# NaeKid's Seven Layer Dip



## NaeKid (Oct 17, 2008)

Vance's Seven Layer Dip

*Base ingredients:*
250g (Small brick) UltraLite Cream Cheeze (Phili)
250g (Small container) UltraLite Sour Cream
Use left-over container from SourCream and fill with UltraLight MiracleWhip Dressing

*Directions for base:*
Place base ingredients into container that will become the serving container and use hand-blender to mix everything up very (VERY) well. Use rubber-spatula to level-off base ingredients and to scrape-off edge of container.

*First layer:*

2 small jars of Hot or MediumHot Salsa or use one large jar of Hot or MediumHot Salsa. Use enough salsa that you cannot easily see the white-base below the salsa. Use metal TableSpoon to level-out the salsa evenly.

_*Second layer:*_

1 package of TexMex 3-cheeze mix - spread evenly over the salsa

*Final layers:*

1 Green BellPepper diced and spread out over salsa
1 Yellow BellPepper diced and spread out over salsa
1 Red BellPepper diced and spread out over salsa
3 to 5 green-onions sliced and spread out over BellPeppers - slice into the white-base of the onion but do not serve the "hair" of the onion with the dip-mix.

Cover and place in fridge (or outside on a snow-covered deck) to chill / set for approx. 2 hours prior to serving. (You can serve right away if you wish).

Serve with bowl of "Old Dutch" MiniRound Tortilla chips on the side.

Approx. preparations time is 1/2hr (includes time for blending base to washing peppers and onion prior to slicing and dicing).

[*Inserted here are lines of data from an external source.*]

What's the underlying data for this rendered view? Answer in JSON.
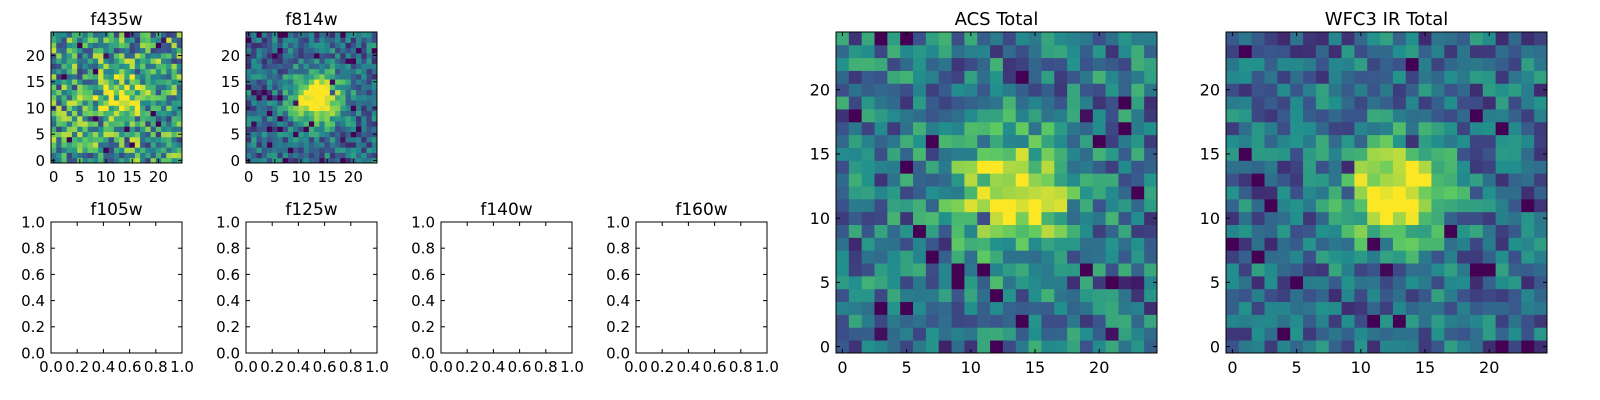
{
  "colormap": [
    "#440154",
    "#3b528b",
    "#21908d",
    "#5dc962",
    "#fde725"
  ],
  "chart_data": [
    {
      "type": "heatmap",
      "title": "f435w",
      "grid": false,
      "xlim": [
        -0.5,
        24.5
      ],
      "ylim": [
        -0.5,
        24.5
      ],
      "xticks": [
        0,
        5,
        10,
        15,
        20
      ],
      "yticks": [
        0,
        5,
        10,
        15,
        20
      ],
      "image": {
        "size": 25,
        "seed": 11,
        "noise": 0.75,
        "peak": 0.35,
        "cx": 13,
        "cy": 12,
        "sigma": 3.0,
        "bias": 0.55
      }
    },
    {
      "type": "heatmap",
      "title": "f814w",
      "grid": false,
      "xlim": [
        -0.5,
        24.5
      ],
      "ylim": [
        -0.5,
        24.5
      ],
      "xticks": [
        0,
        5,
        10,
        15,
        20
      ],
      "yticks": [
        0,
        5,
        10,
        15,
        20
      ],
      "image": {
        "size": 25,
        "seed": 29,
        "noise": 0.45,
        "peak": 0.85,
        "cx": 13,
        "cy": 12,
        "sigma": 3.2,
        "bias": 0.35
      }
    },
    {
      "type": "line",
      "title": "f105w",
      "series": [],
      "xlim": [
        0.0,
        1.0
      ],
      "ylim": [
        0.0,
        1.0
      ],
      "xticklabels": [
        "0.0",
        "0.2",
        "0.4",
        "0.6",
        "0.8",
        "1.0"
      ],
      "yticklabels": [
        "0.0",
        "0.2",
        "0.4",
        "0.6",
        "0.8",
        "1.0"
      ]
    },
    {
      "type": "line",
      "title": "f125w",
      "series": [],
      "xlim": [
        0.0,
        1.0
      ],
      "ylim": [
        0.0,
        1.0
      ],
      "xticklabels": [
        "0.0",
        "0.2",
        "0.4",
        "0.6",
        "0.8",
        "1.0"
      ],
      "yticklabels": [
        "0.0",
        "0.2",
        "0.4",
        "0.6",
        "0.8",
        "1.0"
      ]
    },
    {
      "type": "line",
      "title": "f140w",
      "series": [],
      "xlim": [
        0.0,
        1.0
      ],
      "ylim": [
        0.0,
        1.0
      ],
      "xticklabels": [
        "0.0",
        "0.2",
        "0.4",
        "0.6",
        "0.8",
        "1.0"
      ],
      "yticklabels": [
        "0.0",
        "0.2",
        "0.4",
        "0.6",
        "0.8",
        "1.0"
      ]
    },
    {
      "type": "line",
      "title": "f160w",
      "series": [],
      "xlim": [
        0.0,
        1.0
      ],
      "ylim": [
        0.0,
        1.0
      ],
      "xticklabels": [
        "0.0",
        "0.2",
        "0.4",
        "0.6",
        "0.8",
        "1.0"
      ],
      "yticklabels": [
        "0.0",
        "0.2",
        "0.4",
        "0.6",
        "0.8",
        "1.0"
      ]
    },
    {
      "type": "heatmap",
      "title": "ACS Total",
      "grid": false,
      "xlim": [
        -0.5,
        24.5
      ],
      "ylim": [
        -0.5,
        24.5
      ],
      "xticks": [
        0,
        5,
        10,
        15,
        20
      ],
      "yticks": [
        0,
        5,
        10,
        15,
        20
      ],
      "image": {
        "size": 25,
        "seed": 47,
        "noise": 0.5,
        "peak": 0.7,
        "cx": 13.5,
        "cy": 12,
        "sigma": 3.0,
        "bias": 0.4
      }
    },
    {
      "type": "heatmap",
      "title": "WFC3 IR Total",
      "grid": false,
      "xlim": [
        -0.5,
        24.5
      ],
      "ylim": [
        -0.5,
        24.5
      ],
      "xticks": [
        0,
        5,
        10,
        15,
        20
      ],
      "yticks": [
        0,
        5,
        10,
        15,
        20
      ],
      "image": {
        "size": 25,
        "seed": 83,
        "noise": 0.45,
        "peak": 0.75,
        "cx": 12.5,
        "cy": 12,
        "sigma": 2.8,
        "bias": 0.35
      }
    }
  ]
}
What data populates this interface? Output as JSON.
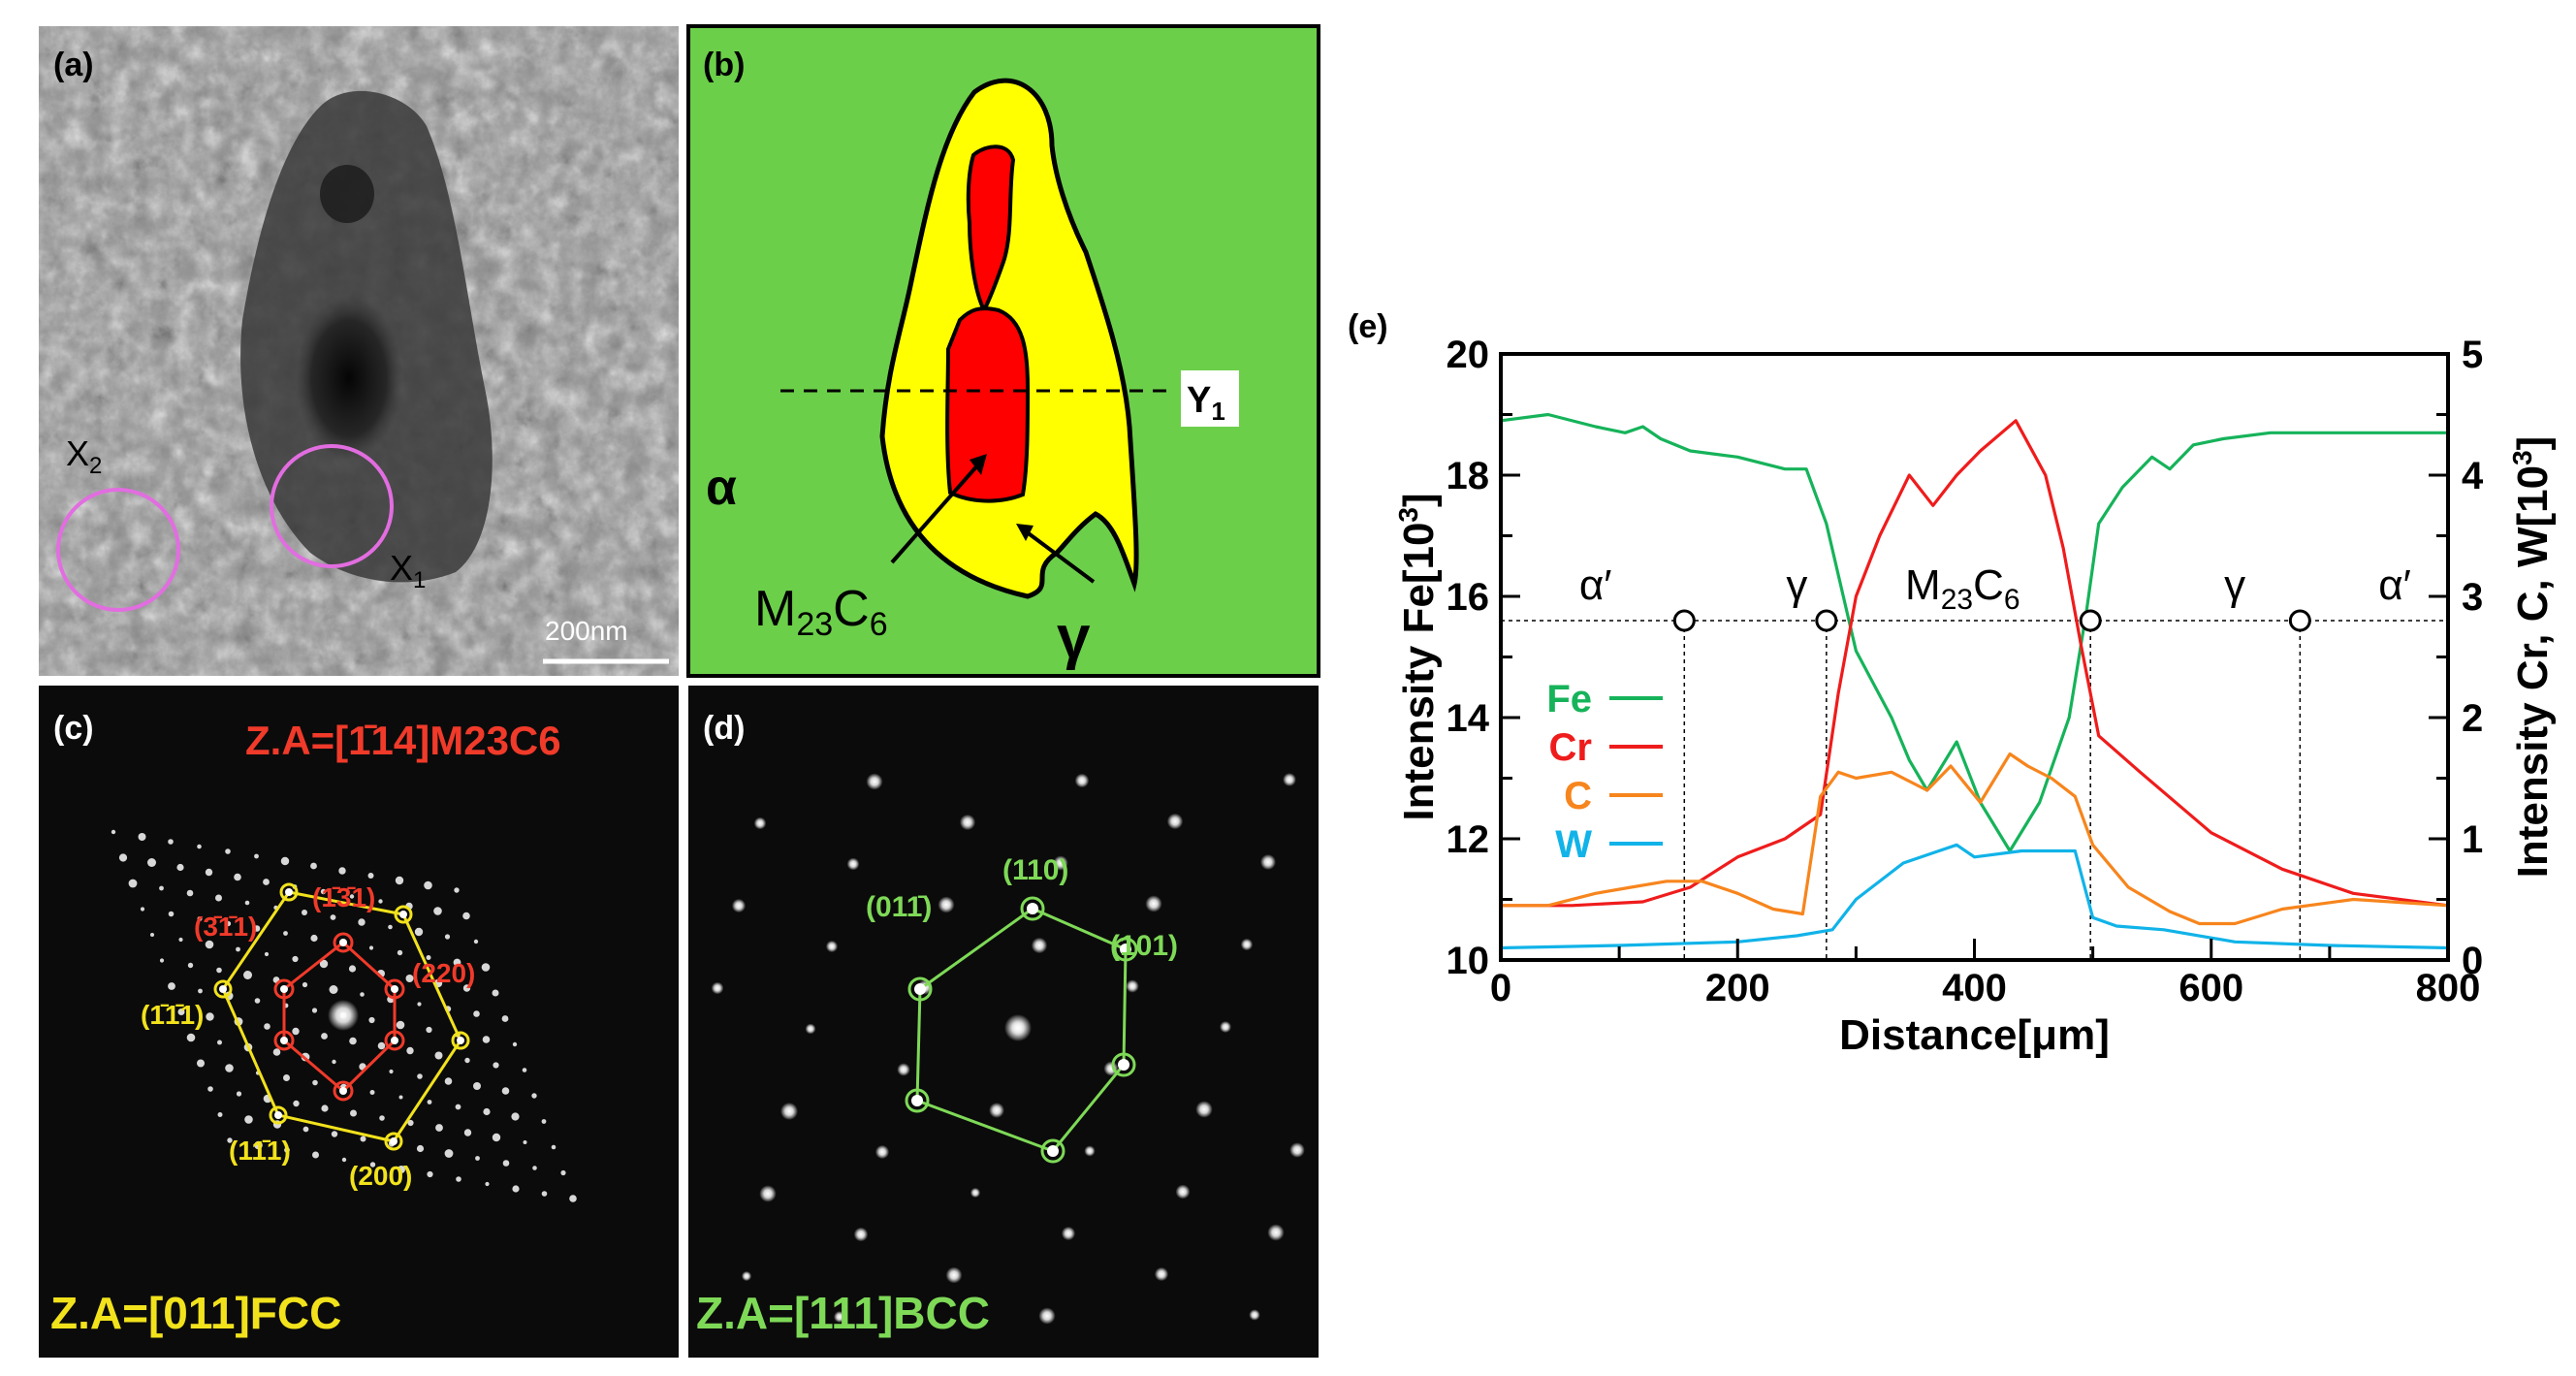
{
  "panels": {
    "a": {
      "label": "(a)",
      "x1": "X",
      "x1_sub": "1",
      "x2": "X",
      "x2_sub": "2",
      "scale_bar": "200nm"
    },
    "b": {
      "label": "(b)",
      "alpha": "α",
      "gamma": "γ",
      "y1": "Y",
      "y1_sub": "1",
      "m23c6_M": "M",
      "m23c6_23": "23",
      "m23c6_C": "C",
      "m23c6_6": "6"
    },
    "c": {
      "label": "(c)",
      "za_top": "Z.A=[1̄14]M23C6",
      "za_bottom": "Z.A=[011]FCC",
      "red_labels": [
        "(3̄1̄1)",
        "(1̄3̄1)",
        "(220)"
      ],
      "yellow_labels": [
        "(1̄1̄1)",
        "(11̄1)",
        "(200)"
      ]
    },
    "d": {
      "label": "(d)",
      "za_bottom": "Z.A=[111]BCC",
      "green_labels": [
        "(011̄)",
        "(110)",
        "(101)"
      ]
    },
    "e": {
      "label": "(e)"
    }
  },
  "colors": {
    "fe": "#16b35a",
    "cr": "#ef1c1c",
    "c": "#f7851d",
    "w": "#11b3e8",
    "panel_b_bg": "#6ccf4a",
    "panel_b_yellow": "#ffff00",
    "panel_b_red": "#ff0000",
    "yellow_label": "#f2e21c",
    "red_label": "#f03a2a",
    "green_label": "#7ed957"
  },
  "chart_data": {
    "type": "line",
    "xlabel": "Distance[μm]",
    "ylabel_left": "Intensity Fe[10",
    "ylabel_left_sup": "3",
    "ylabel_left_end": "]",
    "ylabel_right": "Intensity Cr, C, W[10",
    "ylabel_right_sup": "3",
    "ylabel_right_end": "]",
    "xlim": [
      0,
      800
    ],
    "ylim_left": [
      10,
      20
    ],
    "ylim_right": [
      0,
      5
    ],
    "x_ticks": [
      "0",
      "200",
      "400",
      "600",
      "800"
    ],
    "y_left_ticks": [
      "10",
      "12",
      "14",
      "16",
      "18",
      "20"
    ],
    "y_right_ticks": [
      "0",
      "1",
      "2",
      "3",
      "4",
      "5"
    ],
    "reference_level_right": 2.8,
    "boundary_x": [
      155,
      275,
      498,
      675
    ],
    "region_labels": [
      "α′",
      "γ",
      "M",
      "γ",
      "α′"
    ],
    "region_m23c6": {
      "M": "M",
      "s1": "23",
      "C": "C",
      "s2": "6"
    },
    "legend": [
      "Fe",
      "Cr",
      "C",
      "W"
    ],
    "series": [
      {
        "name": "Fe",
        "axis": "left",
        "x": [
          0,
          40,
          80,
          105,
          120,
          135,
          160,
          200,
          240,
          258,
          275,
          300,
          330,
          345,
          360,
          385,
          405,
          430,
          455,
          480,
          495,
          505,
          525,
          550,
          565,
          585,
          610,
          650,
          700,
          750,
          790,
          800
        ],
        "y": [
          18.9,
          19.0,
          18.8,
          18.7,
          18.8,
          18.6,
          18.4,
          18.3,
          18.1,
          18.1,
          17.2,
          15.1,
          14.0,
          13.3,
          12.8,
          13.6,
          12.6,
          11.8,
          12.6,
          14.0,
          15.8,
          17.2,
          17.8,
          18.3,
          18.1,
          18.5,
          18.6,
          18.7,
          18.7,
          18.7,
          18.7,
          18.7
        ]
      },
      {
        "name": "Cr",
        "axis": "right",
        "x": [
          0,
          60,
          120,
          160,
          200,
          240,
          270,
          285,
          300,
          320,
          345,
          365,
          385,
          405,
          435,
          460,
          475,
          490,
          505,
          540,
          600,
          660,
          720,
          800
        ],
        "y": [
          0.45,
          0.45,
          0.48,
          0.6,
          0.85,
          1.0,
          1.2,
          2.2,
          3.0,
          3.5,
          4.0,
          3.75,
          4.0,
          4.2,
          4.45,
          4.0,
          3.4,
          2.6,
          1.85,
          1.55,
          1.05,
          0.75,
          0.55,
          0.45
        ]
      },
      {
        "name": "C",
        "axis": "right",
        "x": [
          0,
          40,
          80,
          110,
          140,
          170,
          200,
          230,
          255,
          270,
          285,
          300,
          330,
          360,
          380,
          405,
          430,
          445,
          465,
          485,
          500,
          530,
          565,
          590,
          620,
          660,
          720,
          800
        ],
        "y": [
          0.45,
          0.45,
          0.55,
          0.6,
          0.65,
          0.65,
          0.55,
          0.42,
          0.38,
          1.35,
          1.55,
          1.5,
          1.55,
          1.4,
          1.6,
          1.3,
          1.7,
          1.6,
          1.5,
          1.35,
          0.95,
          0.6,
          0.4,
          0.3,
          0.3,
          0.42,
          0.5,
          0.45
        ]
      },
      {
        "name": "W",
        "axis": "right",
        "x": [
          0,
          100,
          200,
          250,
          280,
          300,
          340,
          370,
          385,
          400,
          440,
          470,
          485,
          500,
          520,
          560,
          620,
          700,
          800
        ],
        "y": [
          0.1,
          0.12,
          0.15,
          0.2,
          0.25,
          0.5,
          0.8,
          0.9,
          0.95,
          0.85,
          0.9,
          0.9,
          0.9,
          0.35,
          0.28,
          0.25,
          0.15,
          0.12,
          0.1
        ]
      }
    ]
  }
}
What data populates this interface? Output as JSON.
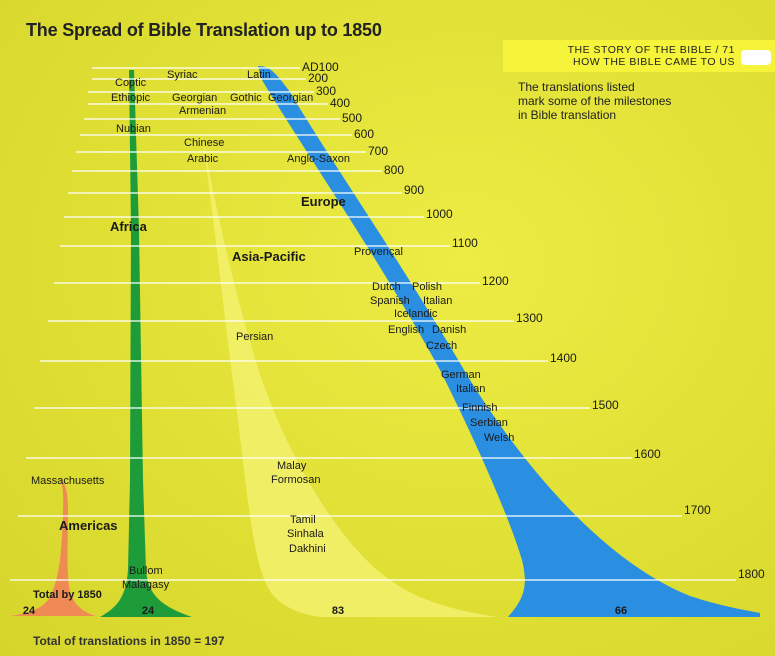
{
  "title": "The Spread of Bible Translation up to 1850",
  "header": {
    "line1": "THE STORY OF THE BIBLE / 71",
    "line2": "HOW THE BIBLE CAME TO US"
  },
  "note": "The translations listed\nmark some of the milestones\nin Bible translation",
  "years": [
    "AD100",
    "200",
    "300",
    "400",
    "500",
    "600",
    "700",
    "800",
    "900",
    "1000",
    "1100",
    "1200",
    "1300",
    "1400",
    "1500",
    "1600",
    "1700",
    "1800"
  ],
  "regions": {
    "africa": "Africa",
    "asia_pacific": "Asia-Pacific",
    "europe": "Europe",
    "americas": "Americas"
  },
  "languages": {
    "africa": [
      "Coptic",
      "Ethiopic",
      "Nubian",
      "Bullom",
      "Malagasy"
    ],
    "asia_pacific": [
      "Syriac",
      "Georgian",
      "Armenian",
      "Chinese",
      "Arabic",
      "Persian",
      "Malay",
      "Formosan",
      "Tamil",
      "Sinhala",
      "Dakhini"
    ],
    "europe": [
      "Latin",
      "Gothic",
      "Georgian",
      "Anglo-Saxon",
      "Provençal",
      "Dutch",
      "Polish",
      "Spanish",
      "Italian",
      "Icelandic",
      "English",
      "Danish",
      "Czech",
      "German",
      "Italian",
      "Finnish",
      "Serbian",
      "Welsh"
    ],
    "americas": [
      "Massachusetts"
    ]
  },
  "totals_1850": {
    "label": "Total by 1850",
    "americas": "24",
    "africa": "24",
    "asia_pacific": "83",
    "europe": "66"
  },
  "footer": "Total of translations in 1850 = 197",
  "colors": {
    "background": "#e3e33a",
    "africa": "#1e9c3a",
    "asia_pacific": "#f2f06a",
    "europe": "#2a8fe0",
    "americas": "#f08a55",
    "lines": "#ffffff"
  }
}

:bullit: *Note:*_ I have found that if the whole container is not finished off in the first night (rare!), it can stay good for upto three days if covered and kept in the fridge or outside in a cooler on the deck in the winter snows._

:bullit: *Final SideNote:* There are many variations of my recipe, some calling for shrimp or Jalapeño or a wide variety of other stuff. I have found my mix to be very well-recieved hundreds of times and have rarely brought home leftovers. An alternative to using Tortilla chips is to use VegiThins and for the meat-eaters who cannot stomach the thought of eating something without meat, place a dish with smoked ham near the chips for them to make a ham / chip / dip sandwich


----------



## *Andi (Nov 8, 2009)

Sorry NaeKid ... I like peppers but they don't like me ...:gaah:

Sounds like a great recipe ... till you come to the peppers ( no matter the color )

... thanks for posting!


----------



## GroovyMike (Feb 25, 2010)

Yum..........!


----------